Development of the gastrointestinal tract is associated with programmed patterning of epithelial gene expression along the gut A-P axis. Global expression profiling using microarray analysis has revealed distinct gene expression patterns with sharp segmental boundaries for multiple intestine-specific genes along the length of the small intestine [1]. The mechanisms regulating spatial restriction of intestine-specific gene expression along the anterior-posterior axis during gastrointestinal development, however, are largely unknown. Transcription factors expressed in specific regions along the A-P gut axis during gastrointestinal organogenesis have been characterized as spatial regulators. An evolutionarily-conserved group of homeodomain-containing genes that regulate endodermal and mesodermal cell fates during gut ontogeny are grouped in chromosomal regions known as the Hox and Parahox clusters, reviewed by Krumlauf [2] and Beck [3]. The spatial expression domains for several Parahox transcription factors expressed in endoderm-derived organs have been mapped along the A-P gut axis [4]. The Parahox gene, PDX1, pancreatic duodenal homeobox 1, PDX1 (also known as IPF-1, IDX-1 and STF-1) is expressed in the developing pancreas and duodenum. PDX1 is required for pancreas development and the maintenance of functional islet ß cells [5], [6], [7], [8], [9]. Specifically, mice null for the PDX1 gene, PDX1^−/−, fail to form a pancreas and die in the neonatal period within a week of birth [6], [7].

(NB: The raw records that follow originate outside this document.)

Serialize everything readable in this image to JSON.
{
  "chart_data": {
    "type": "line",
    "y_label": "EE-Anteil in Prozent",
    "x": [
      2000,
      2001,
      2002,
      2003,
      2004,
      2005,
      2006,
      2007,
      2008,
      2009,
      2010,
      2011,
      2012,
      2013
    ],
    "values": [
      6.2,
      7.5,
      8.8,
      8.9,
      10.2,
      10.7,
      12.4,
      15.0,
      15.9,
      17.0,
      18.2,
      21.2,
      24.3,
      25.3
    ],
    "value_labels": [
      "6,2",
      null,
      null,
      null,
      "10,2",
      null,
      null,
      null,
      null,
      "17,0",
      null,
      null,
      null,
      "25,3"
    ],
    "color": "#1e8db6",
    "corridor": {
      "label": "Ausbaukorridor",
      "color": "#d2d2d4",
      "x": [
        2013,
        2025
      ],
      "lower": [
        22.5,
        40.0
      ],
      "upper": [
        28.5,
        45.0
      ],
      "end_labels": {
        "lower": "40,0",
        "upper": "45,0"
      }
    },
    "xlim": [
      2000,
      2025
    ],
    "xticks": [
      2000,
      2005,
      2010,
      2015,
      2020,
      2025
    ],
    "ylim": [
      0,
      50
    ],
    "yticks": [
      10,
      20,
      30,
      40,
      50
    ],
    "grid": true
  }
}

In addition to the pancreas, PDX1 is maximally expressed in the most anterior duodenal region of the intestinal tract with decreased expression in the distal small intestine [10]. In neonatal PDX1^−/− null mice, the rostral duodenum shows dilated cystic malformations at the stomach/duodenum junction felt to be abnormal Brunner’s glands and areas of local ectopic GLUT2-positive cuboidal epithelium [7]. Just distal of the abnormal epithelium, the numbers of enteroendocrine cells in the villi are greatly reduced. In further support of a role for PDX1 in patterning intestinal development and cell differentiation, mice with misexpression of PDX1 targeted to the large intestine manifest an altered midgut-hindgut union [11] and immature intestinal epithelial rat IEC-6 cells can differentiate into enteroendocrine cells in response to PDX1 overexpression [12]. PDX1 is a known regulator of a number of genes essential for maintaining pancreatic cell identity and function including insulin [13], glucose transporter 2 [14], glucokinase [15], islet amyloid polypeptide [16], [17], [18] and somatostatin [8], [9]. Both activator [8], [9], [13], [14], [15], [16], [17], [18], [19], [20], [21], [22], [23], [24], [25], [26] and repressor [11], [27], [28], [29], [30], [31] functions have been described for PDX1. Few genes expressed in the intestine, however, have been identified as intestinal targets capable of being regulated by PDX1. In order to obtain further insights into the role of PDX1 in regulating intestinal cell fate determination in epithelial cells, we sought to identify downstream target genes regulated by PDX1. cDNA microarray approaches were used to characterize the effects on gene expression profiles following overexpression of PDX1 in Caco-2 cells, a human adenocarcinoma-derived cell line that mimics a small intestinal enterocyte phenotype with respect to expression of several digestive hydrolases [32].